Laut einer Studie der Universität Bielefeld hat mehr als die Hälfte der Deutschen erhebliche Mühe, im Gespräch mit einem Mediziner die Fülle gesundheitsrelevanter Information zu verstehen und daraus Entscheidungen für die eigene Gesundheit abzuleiten. Die gleiche Befragung hatte zuvor in anderen Ländern deutlich höhere Kompetenzwerte ergeben – zum Beispiel in den Niederlanden, Dänemark, Irland und in Polen.

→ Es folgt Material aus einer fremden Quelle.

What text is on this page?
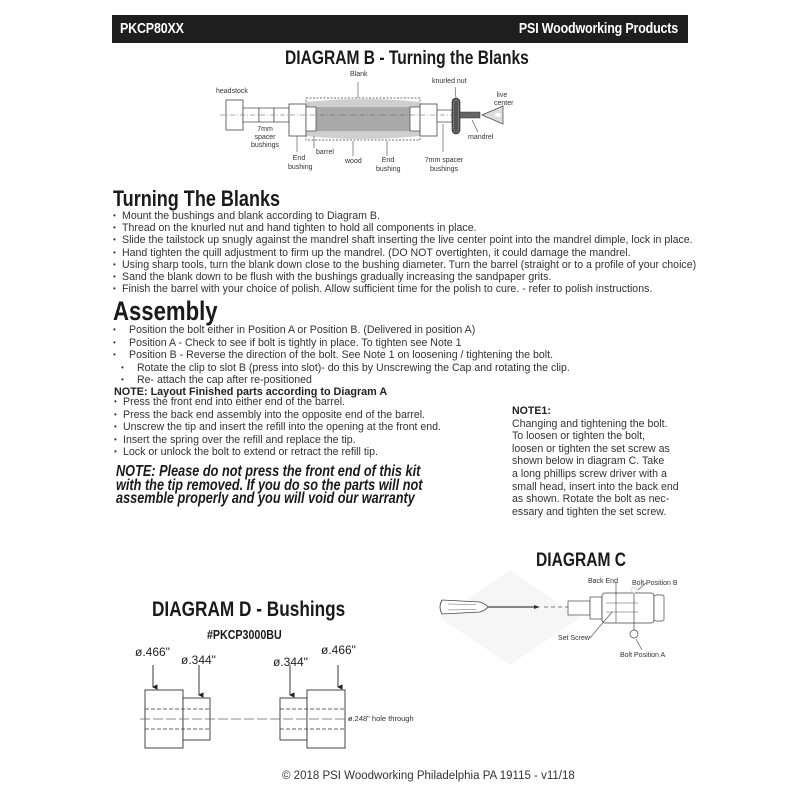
PKCP80XX	PSI Woodworking Products
DIAGRAM B - Turning the Blanks
Blank
headstock
7mm spacer bushings
End bushing
barrel
wood	End bushing
7mm spacer bushings
knurled nut
mandrel
live center
Turning The Blanks
• Mount the bushings and blank according to Diagram B.
• Thread on the knurled nut and hand tighten to hold all components in place.
• Slide the tailstock up snugly against the mandrel shaft inserting the live center point into the mandrel dimple, lock in place.
• Hand tighten the quill adjustment to firm up the mandrel. (DO NOT overtighten, it could damage the mandrel.
• Using sharp tools, turn the blank down close to the bushing diameter. Turn the barrel (straight or to a profile of your choice)
• Sand the blank down to be flush with the bushings gradually increasing the sandpaper grits.
• Finish the barrel with your choice of polish. Allow sufficient time for the polish to cure. - refer to polish instructions.
Assembly
• Position the bolt either in Position A or Position B. (Delivered in position A)
• Position A - Check to see if bolt is tightly in place. To tighten see Note 1
• Position B - Reverse the direction of the bolt. See Note 1 on loosening / tightening the bolt.
• Rotate the clip to slot B (press into slot)- do this by Unscrewing the Cap and rotating the clip.
• Re- attach the cap after re-positioned
NOTE: Layout Finished parts according to Diagram A
• Press the front end into either end of the barrel.
• Press the back end assembly into the opposite end of the barrel.
• Unscrew the tip and insert the refill into the opening at the front end.
• Insert the spring over the refill and replace the tip.
• Lock or unlock the bolt to extend or retract the refill tip.
NOTE: Please do not press the front end of this kit
with the tip removed. If you do so the parts will not
assemble properly and you will void our warranty
NOTE1:
Changing and tightening the bolt.
To loosen or tighten the bolt,
loosen or tighten the set screw as
shown below in diagram C. Take
a long phillips screw driver with a
small head, insert into the back end
as shown. Rotate the bolt as nec-
essary and tighten the set screw.
DIAGRAM C
Back End Bolt Position B
Set Screw
Bolt Position A
DIAGRAM D - Bushings
#PKCP3000BU
ø.466"
ø.344"	ø.344"
ø.466"
ø.248" hole through
© 2018 PSI Woodworking Philadelphia PA 19115 - v11/18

Nach Einschätzung von Bundesgesundheitsminister Hermann Gröhe ist dieser Sachverhalt problematisch: „Das muss alle Verantwortlichen im Gesundheitswesen aufrütteln.“ Zwischen neun und 15 Milliarden Euro gehen nach Schätzungen seines Hauses jährlich verloren, weil die Kommunikation zwischen Ärzten und Patienten nicht ausreichend funktioniert. Schlecht informierte Patienten folgen deutlich seltener dem Rat ihres Arztes. Eine Auswertung von mehr als 100 Studien ergab, dass sich Patienten mehr als doppelt so häufig an die Therapieempfehlungen des Arztes halten, wenn dieser die Therapie und deren Ziele verständlich kommuniziert.
Unrealistische Patientenforderungen?
Dem Patienten einen Befund und eine Therapie verständlich zu erläutern – diese Kunst beherrschen offenbar nicht alle Mediziner: Über 30.000 Patienten haben in den vergangenen sechs Jahren den kostenlosen Service unter washabich.de genutzt, bei dem 200 Mediziner ehrenamtlich Befunde in verständliches Deutsch übersetzen. Viele Heilberufler sehen die Kommunikation „auf Augenhöhe“ mit den Patienten aber auch kritisch: Laut einer Umfrage der Ärztezeitung im Jahr 2012 beklagten 48 Prozent der Ärzte, dass Patienten ihnen Leistungen abverlangten, die nicht erbracht werden durften.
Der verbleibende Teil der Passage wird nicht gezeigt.